بِسۡمِ اللّٰہِ الرَّحۡمٰنِ الرَّحِیۡمِ
Hikmah Penyebutan Mursalīn dan Rusul
(Rasul-rasul) kepada Nabi Besar Muhammad Saw. dan Rasul Akhir Zaman
Bab 200 - TAMAT
Oleh
Ki Langlang Buana Kusuma
alam akhir Bab sebelumnya telah
dikemukakan mengenai sifat ruh manusia pertama-tama diajukan
kepada Nabi Besar Muhammad saw. di kota Mekkah oleh orang-orang Quraisy,
dan kemudian menurut ‘Abdullah bin Mas’ud r.a. — oleh orang-orang Yahudi di Medinah,
firman-Nya:
|
وَ یَسۡـَٔلُوۡنَکَ عَنِ الرُّوۡحِ ؕ قُلِ الرُّوۡحُ مِنۡ اَمۡرِ رَبِّیۡ وَ مَاۤ اُوۡتِیۡتُمۡ مِّنَ الۡعِلۡمِ اِلَّا قَلِیۡلًا ﴿﴾
Dan mereka bertanya kepada engkau mengenai ruh,
katakanlah: “Ruh telah
diciptakan atas perintah Tuhan-ku, dan kamu sama sekali tidak diberi ilmu mengenai itu melainkan
sedikit.” (Bani Israil [17]:86).
Di sini ruh
disebut sesuatu yang diciptakan atas perintah
langsung dari Tuhan -- مِنۡ اَمۡرِ رَبِّیۡ Menurut
Al-Quran semua penciptaan terdiri dari dua jenis: (1) Kejadian permulaan yang
dilaksanakan tanpa mempergunakan zat atau benda yang telah diciptakan
sebelumnya. (2) Kejadian selanjutnya yang dilaksanakan dengan mempergunakan
sarana dan benda yang telah diciptakan sebelumnya.

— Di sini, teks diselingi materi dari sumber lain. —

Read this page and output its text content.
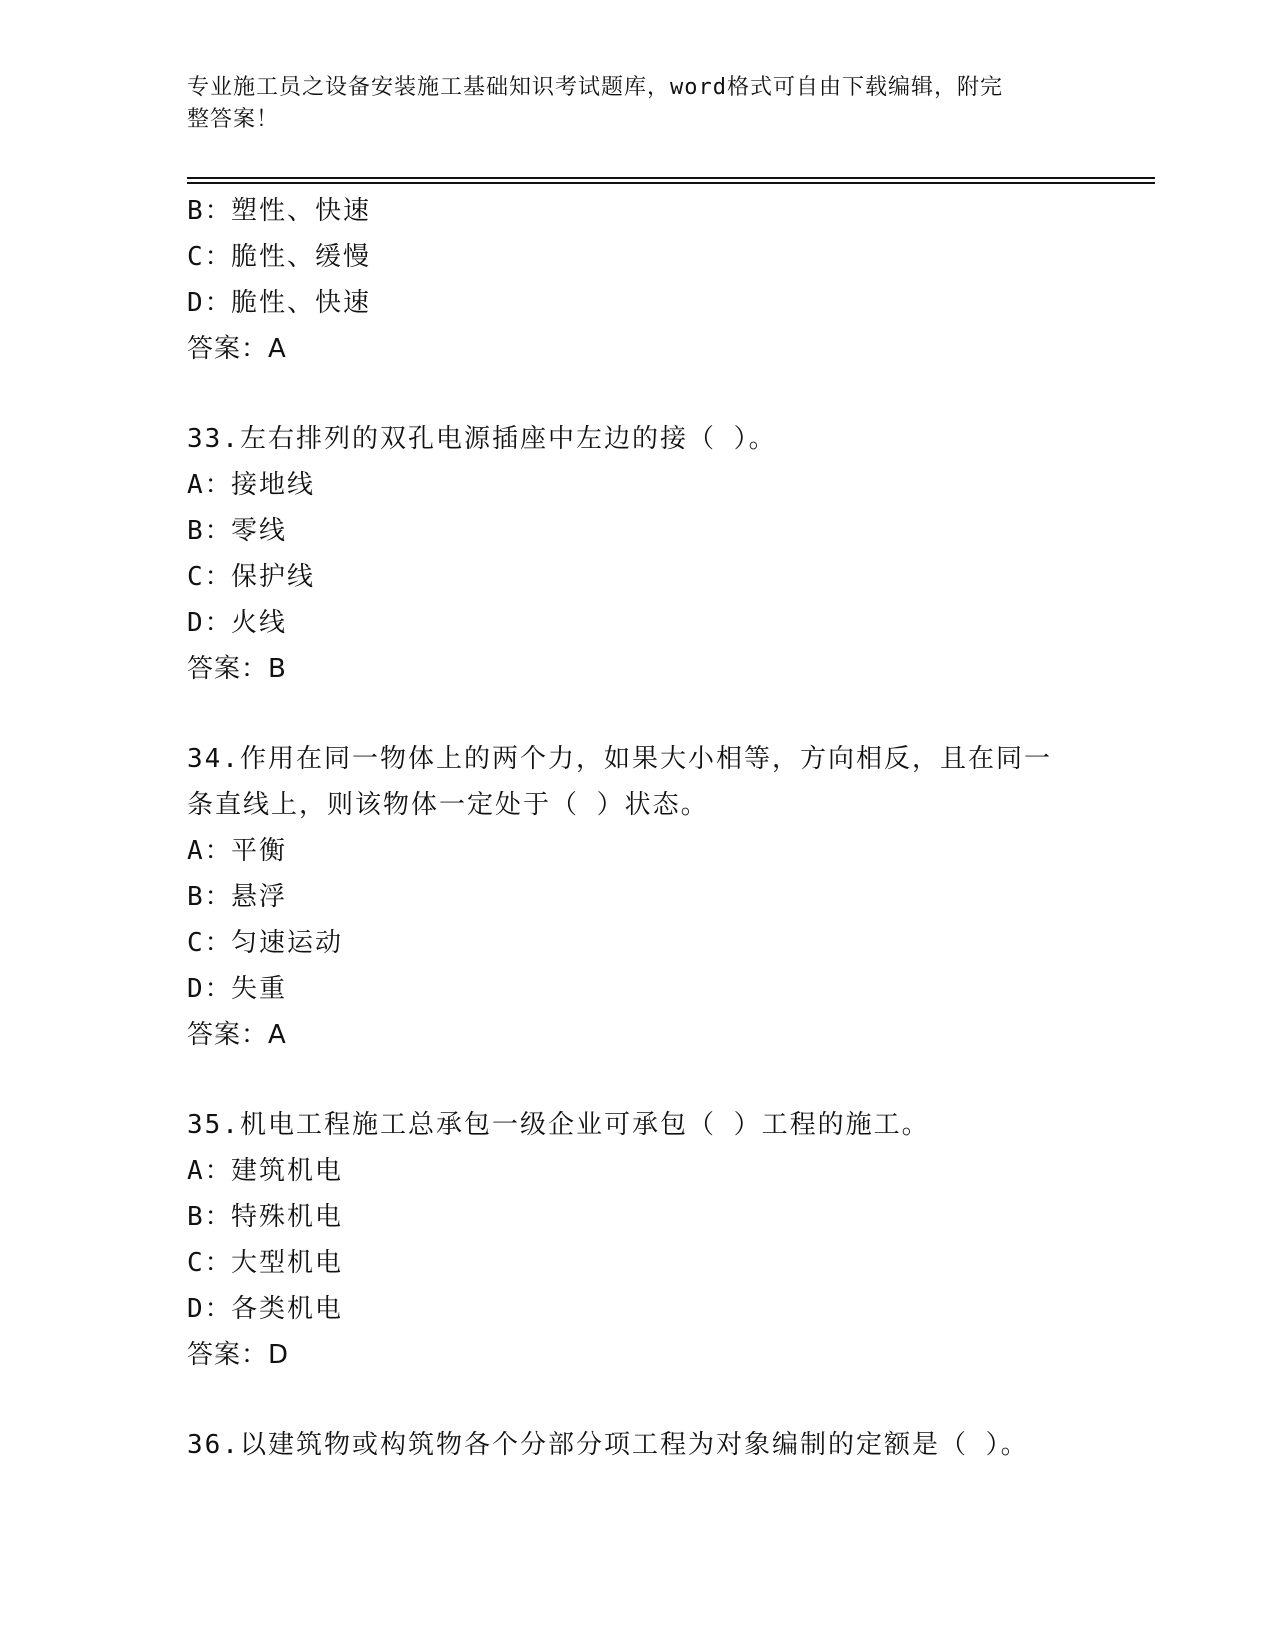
专业施工员之设备安装施工基础知识考试题库，word格式可自由下载编辑，附完
整答案！
B：
塑性、快速
C：
脆性、缓慢
D：
脆性、快速
答案：A
33.左右排列的双孔电源插座中左边的接（ ）。
A：
接地线
B：
零线
C：
保护线
D：
火线
答案：B
34.作用在同一物体上的两个力，如果大小相等，方向相反，且在同一
条直线上，则该物体一定处于（ ）状态。
A：
平衡
B：
悬浮
C：
匀速运动
D：
失重
答案：A
35.机电工程施工总承包一级企业可承包（ ）工程的施工。
A：
建筑机电
B：
特殊机电
C：
大型机电
D：
各类机电
答案：D
36.以建筑物或构筑物各个分部分项工程为对象编制的定额是（ ）。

Kejadian (penciptaan) macam
pertama termasuk jenis amr (arti harfiahnya ialah perintah), yang untuk
itu lihat QS.2:118, dan cara yang kedua disebut khalq (arti harfiahnya
ialah menciptakan). Ruh manusia
termasuk jenis penciptaan pertama -- مِنۡ اَمۡرِ رَبِّیۡ -- “atas perintah Tuhan-ku”. Kata
ruh itu berarti wahyu Ilahi (Lexicon Lane).
Letaknya kata ini di sini agaknya mendukung arti demikian.

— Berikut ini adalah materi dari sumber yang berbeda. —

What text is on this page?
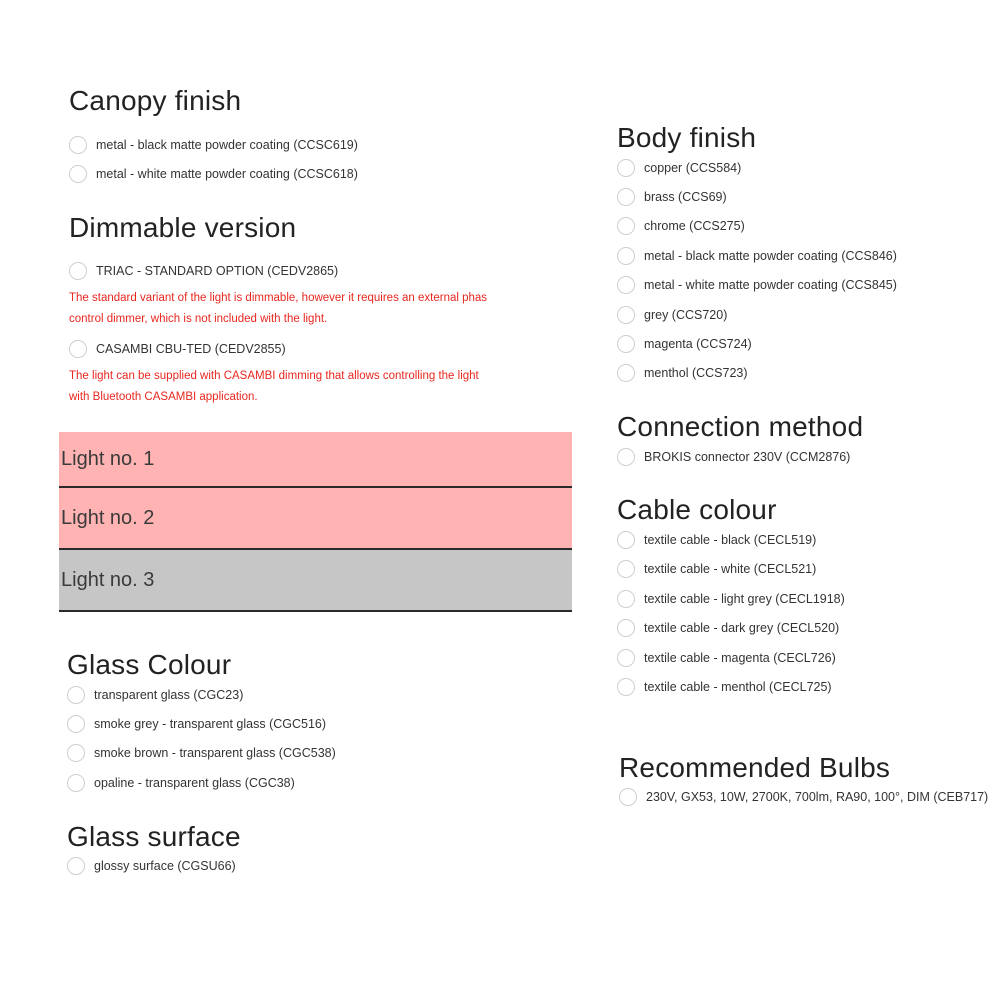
Canopy finish
metal - black matte powder coating (CCSC619)
metal - white matte powder coating (CCSC618)
Dimmable version
TRIAC - STANDARD OPTION (CEDV2865)
The standard variant of the light is dimmable, however it requires an external phas
control dimmer, which is not included with the light.
CASAMBI CBU-TED (CEDV2855)
The light can be supplied with CASAMBI dimming that allows controlling the light
with Bluetooth CASAMBI application.
Light no. 1
Light no. 2
Light no. 3
Glass Colour
transparent glass (CGC23)
smoke grey - transparent glass (CGC516)
smoke brown - transparent glass (CGC538)
opaline - transparent glass (CGC38)
Glass surface
glossy surface (CGSU66)
Body finish
copper (CCS584)
brass (CCS69)
chrome (CCS275)
metal - black matte powder coating (CCS846)
metal - white matte powder coating (CCS845)
grey (CCS720)
magenta (CCS724)
menthol (CCS723)
Connection method
BROKIS connector 230V (CCM2876)
Cable colour
textile cable - black (CECL519)
textile cable - white (CECL521)
textile cable - light grey (CECL1918)
textile cable - dark grey (CECL520)
textile cable - magenta (CECL726)
textile cable - menthol (CECL725)
Recommended Bulbs
230V, GX53, 10W, 2700K, 700lm, RA90, 100°, DIM (CEB717)
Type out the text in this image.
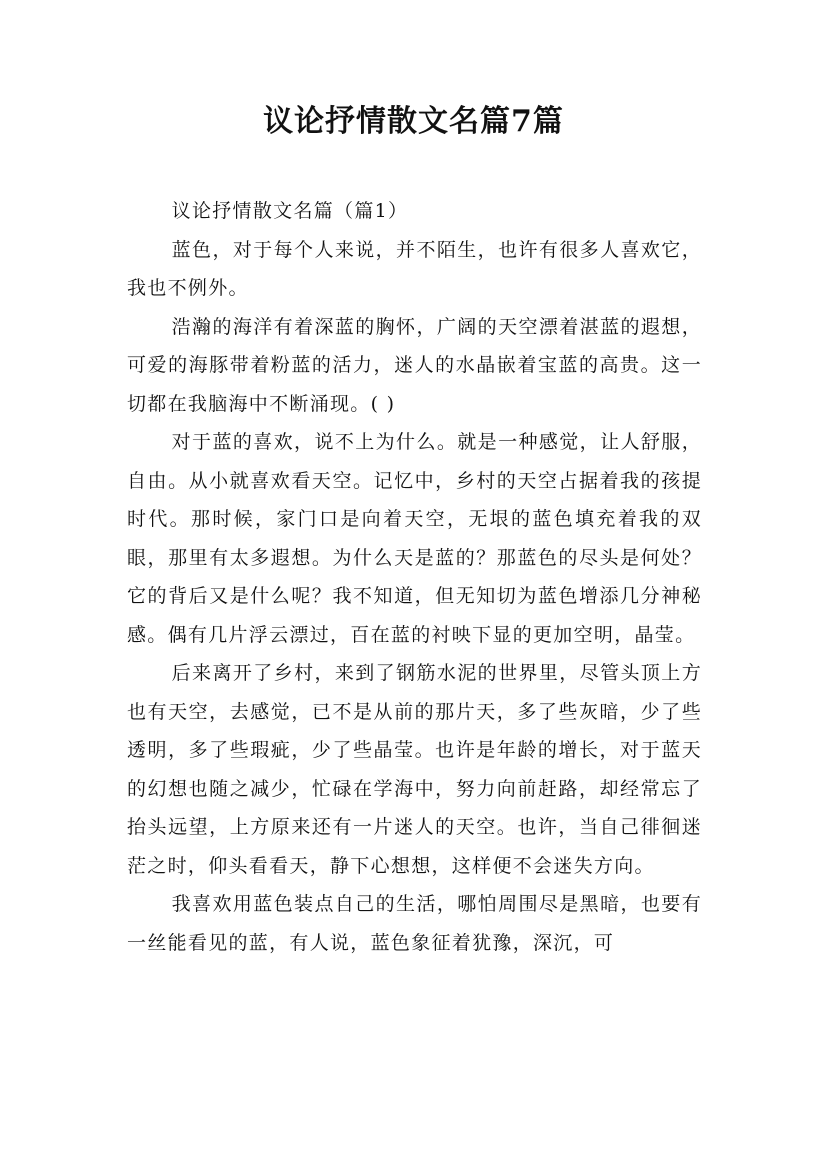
议论抒情散文名篇7篇

议论抒情散文名篇（篇1）

蓝色，对于每个人来说，并不陌生，也许有很多人喜欢它，我也不例外。

浩瀚的海洋有着深蓝的胸怀，广阔的天空漂着湛蓝的遐想，可爱的海豚带着粉蓝的活力，迷人的水晶嵌着宝蓝的高贵。这一切都在我脑海中不断涌现。( )

对于蓝的喜欢，说不上为什么。就是一种感觉，让人舒服，自由。从小就喜欢看天空。记忆中，乡村的天空占据着我的孩提时代。那时候，家门口是向着天空，无垠的蓝色填充着我的双眼，那里有太多遐想。为什么天是蓝的？那蓝色的尽头是何处？它的背后又是什么呢？我不知道，但无知切为蓝色增添几分神秘感。偶有几片浮云漂过，百在蓝的衬映下显的更加空明，晶莹。

后来离开了乡村，来到了钢筋水泥的世界里，尽管头顶上方也有天空，去感觉，已不是从前的那片天，多了些灰暗，少了些透明，多了些瑕疵，少了些晶莹。也许是年龄的增长，对于蓝天的幻想也随之减少，忙碌在学海中，努力向前赶路，却经常忘了抬头远望，上方原来还有一片迷人的天空。也许，当自己徘徊迷茫之时，仰头看看天，静下心想想，这样便不会迷失方向。

我喜欢用蓝色装点自己的生活，哪怕周围尽是黑暗，也要有一丝能看见的蓝，有人说，蓝色象征着犹豫，深沉，可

Kemudian dalam pernyataan Allah Swt.
selanjutnya dalam ayat selanjutnya terkandung nubuwatan mengenai pencabutan
“ruh” Al-Quran secara berangsur-angsur dalam masa 1000 tahun (QS.32:6),
firman-Nya:
وَ لَئِنۡ
شِئۡنَا لَنَذۡہَبَنَّ بِالَّذِیۡۤ
اَوۡحَیۡنَاۤ اِلَیۡکَ ثُمَّ لَا تَجِدُ لَکَ بِہٖ عَلَیۡنَا وَکِیۡلًا ﴿ۙ﴾ اِلَّا رَحۡمَۃً
مِّنۡ رَّبِّکَ ؕ اِنَّ
فَضۡلَہٗ کَانَ عَلَیۡکَ کَبِیۡرًا﴿﴾
Dan jika Kami benar-benar menghendaki, niscaya Kami mengambil kembali
apa yang telah Kami wahyukan
kepada engkau kemudian engkau tidak
akan memperoleh penjaga baginya terhadap Kami dalam hal itu. Kecuali karena rahmat dari Tuhan engkau, sesungguhnya karunia-Nya sangat besar kepada engkau.
(Bani Israil [17]:87-88).
Firman-Nya:
یُدَبِّرُ الۡاَمۡرَ مِنَ السَّمَآءِ
اِلَی الۡاَرۡضِ ثُمَّ یَعۡرُجُ
اِلَیۡہِ فِیۡ یَوۡمٍ کَانَ
مِقۡدَارُہٗۤ اَلۡفَ سَنَۃٍ مِّمَّا
تَعُدُّوۡنَ ﴿﴾
Dia mengatur perintah dari langit
sampai bumi, kemudian perintah itu
akan naik kepada-Nya dalam satu hari, yang hitungan lamanya seribu tahun dari apa yang kamu hitung. (As-Sajdah [32]:6).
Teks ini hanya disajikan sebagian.